Walter S. Scheib III was Hilary Clinton’s answer to Jacqueline Kennedy. Though J.F.K’s glamorous widow had long since left the White House, she had set the standard for fine dining in the nation’s home – and it was European. Mrs. Clinton’s mandate for her new chef was a challenge – she wanted to see contemporary American cuisine celebrated in her kitchen.

Over the next 11 years, Walter would do exactly as he was commanded and in exchange he would have the honour of serving not one but two American Presidents and their many distinguished guests, a list that included the Emperor and Empress of Japan, Mother Theresa, Tony Blair and Nelson Mandela.

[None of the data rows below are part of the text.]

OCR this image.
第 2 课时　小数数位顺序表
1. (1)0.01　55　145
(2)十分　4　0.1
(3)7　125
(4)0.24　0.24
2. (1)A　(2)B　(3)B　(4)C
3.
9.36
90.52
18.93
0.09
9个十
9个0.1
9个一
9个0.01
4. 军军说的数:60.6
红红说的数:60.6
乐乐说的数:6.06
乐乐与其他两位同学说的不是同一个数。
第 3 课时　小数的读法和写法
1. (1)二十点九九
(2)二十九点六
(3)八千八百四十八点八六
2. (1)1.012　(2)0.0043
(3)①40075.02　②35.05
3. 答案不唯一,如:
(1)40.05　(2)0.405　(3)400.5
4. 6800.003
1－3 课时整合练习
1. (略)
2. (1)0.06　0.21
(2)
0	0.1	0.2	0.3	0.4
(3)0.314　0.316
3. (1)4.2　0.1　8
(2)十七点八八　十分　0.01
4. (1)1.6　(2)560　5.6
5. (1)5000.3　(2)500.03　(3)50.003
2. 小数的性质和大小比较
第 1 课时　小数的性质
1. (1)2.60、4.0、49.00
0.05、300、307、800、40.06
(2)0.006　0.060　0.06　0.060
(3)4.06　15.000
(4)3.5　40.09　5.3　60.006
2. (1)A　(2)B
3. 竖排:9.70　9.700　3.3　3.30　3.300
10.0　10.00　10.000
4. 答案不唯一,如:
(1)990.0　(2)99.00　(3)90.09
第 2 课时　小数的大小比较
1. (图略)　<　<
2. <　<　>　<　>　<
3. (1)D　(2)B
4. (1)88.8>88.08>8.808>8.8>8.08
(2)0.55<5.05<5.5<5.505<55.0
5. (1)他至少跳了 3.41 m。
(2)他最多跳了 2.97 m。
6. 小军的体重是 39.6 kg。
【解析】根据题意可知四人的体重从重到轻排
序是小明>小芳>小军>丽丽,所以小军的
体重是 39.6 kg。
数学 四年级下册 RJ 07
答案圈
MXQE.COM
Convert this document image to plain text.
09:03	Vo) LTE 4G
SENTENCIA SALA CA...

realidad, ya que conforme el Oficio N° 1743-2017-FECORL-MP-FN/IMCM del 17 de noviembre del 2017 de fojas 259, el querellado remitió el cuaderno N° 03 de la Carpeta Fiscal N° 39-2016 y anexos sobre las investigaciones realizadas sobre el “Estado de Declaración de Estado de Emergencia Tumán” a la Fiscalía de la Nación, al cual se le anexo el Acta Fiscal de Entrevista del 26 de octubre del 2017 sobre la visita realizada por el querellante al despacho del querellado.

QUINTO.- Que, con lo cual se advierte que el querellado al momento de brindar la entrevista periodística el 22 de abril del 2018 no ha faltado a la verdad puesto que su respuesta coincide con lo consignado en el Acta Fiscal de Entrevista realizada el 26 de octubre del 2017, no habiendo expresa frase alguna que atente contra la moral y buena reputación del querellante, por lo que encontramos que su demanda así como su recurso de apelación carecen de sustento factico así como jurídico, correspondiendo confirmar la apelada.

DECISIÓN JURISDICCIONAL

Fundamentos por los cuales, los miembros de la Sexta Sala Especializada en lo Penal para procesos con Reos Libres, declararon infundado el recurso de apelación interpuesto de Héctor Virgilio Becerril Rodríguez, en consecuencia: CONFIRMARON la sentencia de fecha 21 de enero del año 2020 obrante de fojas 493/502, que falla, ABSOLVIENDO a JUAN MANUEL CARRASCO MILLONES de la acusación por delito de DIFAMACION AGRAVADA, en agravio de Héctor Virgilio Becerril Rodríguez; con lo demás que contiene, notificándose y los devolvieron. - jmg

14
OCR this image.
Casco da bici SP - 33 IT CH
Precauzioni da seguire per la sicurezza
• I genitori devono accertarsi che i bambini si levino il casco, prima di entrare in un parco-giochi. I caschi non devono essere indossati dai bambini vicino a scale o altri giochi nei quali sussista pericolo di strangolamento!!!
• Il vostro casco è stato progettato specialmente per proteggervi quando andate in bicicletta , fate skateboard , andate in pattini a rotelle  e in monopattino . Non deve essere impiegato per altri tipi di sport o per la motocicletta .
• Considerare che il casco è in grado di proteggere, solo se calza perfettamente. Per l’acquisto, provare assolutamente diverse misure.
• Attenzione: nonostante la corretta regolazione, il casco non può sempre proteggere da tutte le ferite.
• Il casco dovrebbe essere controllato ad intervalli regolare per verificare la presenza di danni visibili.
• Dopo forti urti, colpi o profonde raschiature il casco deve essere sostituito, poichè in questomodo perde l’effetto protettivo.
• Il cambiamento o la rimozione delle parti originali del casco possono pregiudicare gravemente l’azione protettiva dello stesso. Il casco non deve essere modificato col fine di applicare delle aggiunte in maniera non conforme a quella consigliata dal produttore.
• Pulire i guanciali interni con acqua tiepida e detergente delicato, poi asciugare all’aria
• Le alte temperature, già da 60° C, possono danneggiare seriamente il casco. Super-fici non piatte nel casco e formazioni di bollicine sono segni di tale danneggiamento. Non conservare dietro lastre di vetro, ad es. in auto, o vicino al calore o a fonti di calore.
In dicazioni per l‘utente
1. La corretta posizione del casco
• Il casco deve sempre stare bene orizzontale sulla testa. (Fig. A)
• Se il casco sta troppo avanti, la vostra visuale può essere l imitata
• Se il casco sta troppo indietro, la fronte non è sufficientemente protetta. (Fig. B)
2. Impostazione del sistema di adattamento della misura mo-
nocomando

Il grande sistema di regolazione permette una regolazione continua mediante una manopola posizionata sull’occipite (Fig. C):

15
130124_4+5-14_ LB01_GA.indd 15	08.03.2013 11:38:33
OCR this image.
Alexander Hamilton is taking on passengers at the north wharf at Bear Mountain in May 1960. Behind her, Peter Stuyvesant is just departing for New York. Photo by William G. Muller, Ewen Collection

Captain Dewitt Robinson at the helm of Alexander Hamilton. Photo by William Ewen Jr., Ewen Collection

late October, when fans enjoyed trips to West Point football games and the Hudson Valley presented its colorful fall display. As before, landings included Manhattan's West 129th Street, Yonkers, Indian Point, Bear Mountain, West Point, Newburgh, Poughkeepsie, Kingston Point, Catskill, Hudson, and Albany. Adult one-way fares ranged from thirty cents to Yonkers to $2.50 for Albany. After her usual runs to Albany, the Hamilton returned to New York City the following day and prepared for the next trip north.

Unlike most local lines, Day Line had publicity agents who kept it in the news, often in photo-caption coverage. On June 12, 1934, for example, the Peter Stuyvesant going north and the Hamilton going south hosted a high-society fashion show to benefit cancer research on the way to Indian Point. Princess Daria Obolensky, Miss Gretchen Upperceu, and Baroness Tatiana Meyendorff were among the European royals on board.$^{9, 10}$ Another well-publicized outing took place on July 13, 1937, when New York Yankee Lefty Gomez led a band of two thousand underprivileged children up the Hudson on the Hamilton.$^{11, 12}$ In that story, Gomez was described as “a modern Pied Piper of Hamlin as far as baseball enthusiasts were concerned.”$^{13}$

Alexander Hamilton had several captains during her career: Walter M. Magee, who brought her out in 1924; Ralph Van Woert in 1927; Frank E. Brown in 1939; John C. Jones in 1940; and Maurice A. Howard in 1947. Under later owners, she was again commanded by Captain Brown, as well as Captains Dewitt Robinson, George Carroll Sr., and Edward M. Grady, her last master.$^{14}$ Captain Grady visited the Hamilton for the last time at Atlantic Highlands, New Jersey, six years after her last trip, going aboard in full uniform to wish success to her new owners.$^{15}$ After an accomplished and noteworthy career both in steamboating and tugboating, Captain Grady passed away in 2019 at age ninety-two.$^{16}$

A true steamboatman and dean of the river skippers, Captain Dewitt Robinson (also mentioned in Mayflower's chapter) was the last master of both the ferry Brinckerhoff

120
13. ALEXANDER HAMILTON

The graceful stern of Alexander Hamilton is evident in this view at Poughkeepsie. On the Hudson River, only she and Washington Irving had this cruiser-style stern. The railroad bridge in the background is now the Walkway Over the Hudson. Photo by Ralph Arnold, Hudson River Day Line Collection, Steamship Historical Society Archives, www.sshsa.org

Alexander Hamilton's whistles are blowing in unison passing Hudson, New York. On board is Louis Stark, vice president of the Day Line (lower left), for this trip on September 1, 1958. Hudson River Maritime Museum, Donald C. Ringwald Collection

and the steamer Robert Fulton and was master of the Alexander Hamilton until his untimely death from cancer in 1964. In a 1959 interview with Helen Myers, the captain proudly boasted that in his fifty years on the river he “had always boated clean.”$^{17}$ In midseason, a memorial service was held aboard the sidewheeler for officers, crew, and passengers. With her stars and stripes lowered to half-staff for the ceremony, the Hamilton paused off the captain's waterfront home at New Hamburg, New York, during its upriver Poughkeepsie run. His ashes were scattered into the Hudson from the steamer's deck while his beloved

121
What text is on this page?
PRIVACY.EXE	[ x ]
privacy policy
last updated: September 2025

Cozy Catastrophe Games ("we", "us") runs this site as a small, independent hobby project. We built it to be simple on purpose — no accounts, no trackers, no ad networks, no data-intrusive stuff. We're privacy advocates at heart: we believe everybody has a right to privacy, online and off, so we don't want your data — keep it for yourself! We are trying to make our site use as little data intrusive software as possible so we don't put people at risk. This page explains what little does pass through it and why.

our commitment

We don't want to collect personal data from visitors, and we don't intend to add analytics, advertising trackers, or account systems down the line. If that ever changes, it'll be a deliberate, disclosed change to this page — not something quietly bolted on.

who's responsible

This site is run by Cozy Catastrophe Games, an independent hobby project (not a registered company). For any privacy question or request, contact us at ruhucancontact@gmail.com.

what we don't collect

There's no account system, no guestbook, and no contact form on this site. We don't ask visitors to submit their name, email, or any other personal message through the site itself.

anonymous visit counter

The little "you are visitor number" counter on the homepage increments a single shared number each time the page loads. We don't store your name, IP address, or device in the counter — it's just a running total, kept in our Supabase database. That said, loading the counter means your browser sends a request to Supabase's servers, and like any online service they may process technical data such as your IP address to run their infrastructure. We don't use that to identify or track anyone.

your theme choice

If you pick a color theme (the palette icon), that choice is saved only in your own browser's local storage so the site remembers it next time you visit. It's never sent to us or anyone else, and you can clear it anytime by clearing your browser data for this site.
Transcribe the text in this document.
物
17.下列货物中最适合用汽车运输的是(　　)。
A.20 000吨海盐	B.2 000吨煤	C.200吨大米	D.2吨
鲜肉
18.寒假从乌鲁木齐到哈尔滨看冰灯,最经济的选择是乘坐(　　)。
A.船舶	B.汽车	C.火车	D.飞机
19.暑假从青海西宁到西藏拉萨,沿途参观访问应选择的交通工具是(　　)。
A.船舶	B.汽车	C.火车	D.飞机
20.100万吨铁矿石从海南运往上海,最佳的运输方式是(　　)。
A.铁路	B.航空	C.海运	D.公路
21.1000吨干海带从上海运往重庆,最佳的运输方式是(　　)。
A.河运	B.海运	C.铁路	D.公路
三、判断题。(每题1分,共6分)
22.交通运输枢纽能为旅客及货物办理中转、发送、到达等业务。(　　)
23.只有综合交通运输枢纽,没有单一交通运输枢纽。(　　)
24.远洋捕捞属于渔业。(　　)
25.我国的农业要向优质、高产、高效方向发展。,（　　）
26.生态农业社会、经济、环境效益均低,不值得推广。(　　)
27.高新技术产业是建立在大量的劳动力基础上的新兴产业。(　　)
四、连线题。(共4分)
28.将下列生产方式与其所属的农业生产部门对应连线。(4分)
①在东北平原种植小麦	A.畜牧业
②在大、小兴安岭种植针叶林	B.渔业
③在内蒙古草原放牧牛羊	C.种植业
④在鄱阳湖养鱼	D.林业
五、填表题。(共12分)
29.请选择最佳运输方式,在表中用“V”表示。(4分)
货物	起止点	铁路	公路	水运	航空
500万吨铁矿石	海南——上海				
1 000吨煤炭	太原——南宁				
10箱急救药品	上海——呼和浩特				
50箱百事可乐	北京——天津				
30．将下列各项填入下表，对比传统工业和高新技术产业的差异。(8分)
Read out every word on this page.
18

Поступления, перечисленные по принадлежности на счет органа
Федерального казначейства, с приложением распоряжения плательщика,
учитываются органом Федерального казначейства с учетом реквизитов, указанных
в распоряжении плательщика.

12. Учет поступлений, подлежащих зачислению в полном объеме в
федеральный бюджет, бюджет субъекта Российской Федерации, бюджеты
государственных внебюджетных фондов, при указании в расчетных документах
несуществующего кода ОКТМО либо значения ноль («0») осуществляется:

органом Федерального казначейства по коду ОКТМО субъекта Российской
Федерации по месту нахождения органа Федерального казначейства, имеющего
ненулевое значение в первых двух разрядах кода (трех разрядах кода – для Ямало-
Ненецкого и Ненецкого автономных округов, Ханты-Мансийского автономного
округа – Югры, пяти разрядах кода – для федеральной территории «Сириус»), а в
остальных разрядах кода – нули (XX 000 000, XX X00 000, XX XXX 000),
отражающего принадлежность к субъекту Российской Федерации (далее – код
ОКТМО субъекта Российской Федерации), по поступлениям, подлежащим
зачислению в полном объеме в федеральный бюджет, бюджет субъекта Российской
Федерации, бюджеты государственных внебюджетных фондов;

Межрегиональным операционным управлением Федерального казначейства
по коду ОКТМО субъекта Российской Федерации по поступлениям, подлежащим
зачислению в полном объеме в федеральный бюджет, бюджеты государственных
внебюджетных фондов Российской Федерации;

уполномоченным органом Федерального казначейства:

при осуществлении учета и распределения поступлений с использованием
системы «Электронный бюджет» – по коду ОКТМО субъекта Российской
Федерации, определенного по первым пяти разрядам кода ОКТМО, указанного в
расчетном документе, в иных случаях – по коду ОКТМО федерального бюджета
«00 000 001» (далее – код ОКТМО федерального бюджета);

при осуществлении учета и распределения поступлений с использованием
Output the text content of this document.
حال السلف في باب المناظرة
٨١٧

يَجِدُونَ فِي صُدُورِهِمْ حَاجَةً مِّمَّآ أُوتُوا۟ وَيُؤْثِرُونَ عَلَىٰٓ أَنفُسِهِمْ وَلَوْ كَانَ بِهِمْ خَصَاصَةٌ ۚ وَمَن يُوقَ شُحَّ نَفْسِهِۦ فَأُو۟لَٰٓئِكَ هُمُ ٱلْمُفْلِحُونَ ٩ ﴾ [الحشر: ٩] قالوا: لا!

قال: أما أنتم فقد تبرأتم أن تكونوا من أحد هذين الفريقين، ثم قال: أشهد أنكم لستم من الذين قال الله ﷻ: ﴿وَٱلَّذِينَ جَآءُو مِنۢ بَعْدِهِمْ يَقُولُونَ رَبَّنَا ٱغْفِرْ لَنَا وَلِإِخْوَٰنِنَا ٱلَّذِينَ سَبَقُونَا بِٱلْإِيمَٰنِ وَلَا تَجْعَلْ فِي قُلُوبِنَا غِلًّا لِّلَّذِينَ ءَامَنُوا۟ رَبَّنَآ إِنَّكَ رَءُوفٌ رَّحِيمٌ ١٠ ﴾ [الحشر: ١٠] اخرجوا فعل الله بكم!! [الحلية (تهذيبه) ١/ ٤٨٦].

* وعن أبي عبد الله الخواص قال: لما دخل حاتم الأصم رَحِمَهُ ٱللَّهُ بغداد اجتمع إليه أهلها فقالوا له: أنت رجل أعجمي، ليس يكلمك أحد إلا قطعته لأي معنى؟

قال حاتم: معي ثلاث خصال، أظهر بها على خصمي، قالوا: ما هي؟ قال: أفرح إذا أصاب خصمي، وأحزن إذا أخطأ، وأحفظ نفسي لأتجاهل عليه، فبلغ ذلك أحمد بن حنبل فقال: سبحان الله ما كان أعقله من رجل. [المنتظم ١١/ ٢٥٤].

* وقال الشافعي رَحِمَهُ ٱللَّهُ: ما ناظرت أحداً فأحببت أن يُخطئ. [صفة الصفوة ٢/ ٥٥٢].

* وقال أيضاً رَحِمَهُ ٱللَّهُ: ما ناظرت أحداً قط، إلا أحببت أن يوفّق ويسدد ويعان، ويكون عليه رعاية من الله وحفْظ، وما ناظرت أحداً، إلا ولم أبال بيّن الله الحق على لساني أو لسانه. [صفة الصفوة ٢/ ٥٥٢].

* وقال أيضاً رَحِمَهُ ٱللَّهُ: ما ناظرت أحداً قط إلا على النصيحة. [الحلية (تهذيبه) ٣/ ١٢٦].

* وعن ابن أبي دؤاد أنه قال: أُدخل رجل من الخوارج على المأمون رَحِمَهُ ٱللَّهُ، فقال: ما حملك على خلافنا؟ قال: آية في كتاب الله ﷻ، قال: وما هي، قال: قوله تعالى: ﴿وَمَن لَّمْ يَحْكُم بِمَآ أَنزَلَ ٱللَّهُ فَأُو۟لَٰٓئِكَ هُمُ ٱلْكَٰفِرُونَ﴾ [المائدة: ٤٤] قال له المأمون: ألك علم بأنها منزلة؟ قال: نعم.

Today, Chef Scheib’s tales are even more popular than his ginger-poached lobster with red curried potato soup (Chelsea Clinton’s favourite). Having founded his company The American Chef ( he travels the world sharing his memories and serving the dishes he once cooked for the first family. His narrative is that of a privileged insider, and Scheib will be the first to admit the position came at the cost of his personal freedom, time with his family and even his menus.

The executive chef during the Reagan years was sacked when he refused to lower himself to cooking a hamburger, and it’s a mistake that Chef Scheib has taken pains to avoid. “When you work at the White House, you leave your ego and your politics outside,” he says, “it’s not Walter Scheib’s restaurant, it’s George W. Bush’s home.”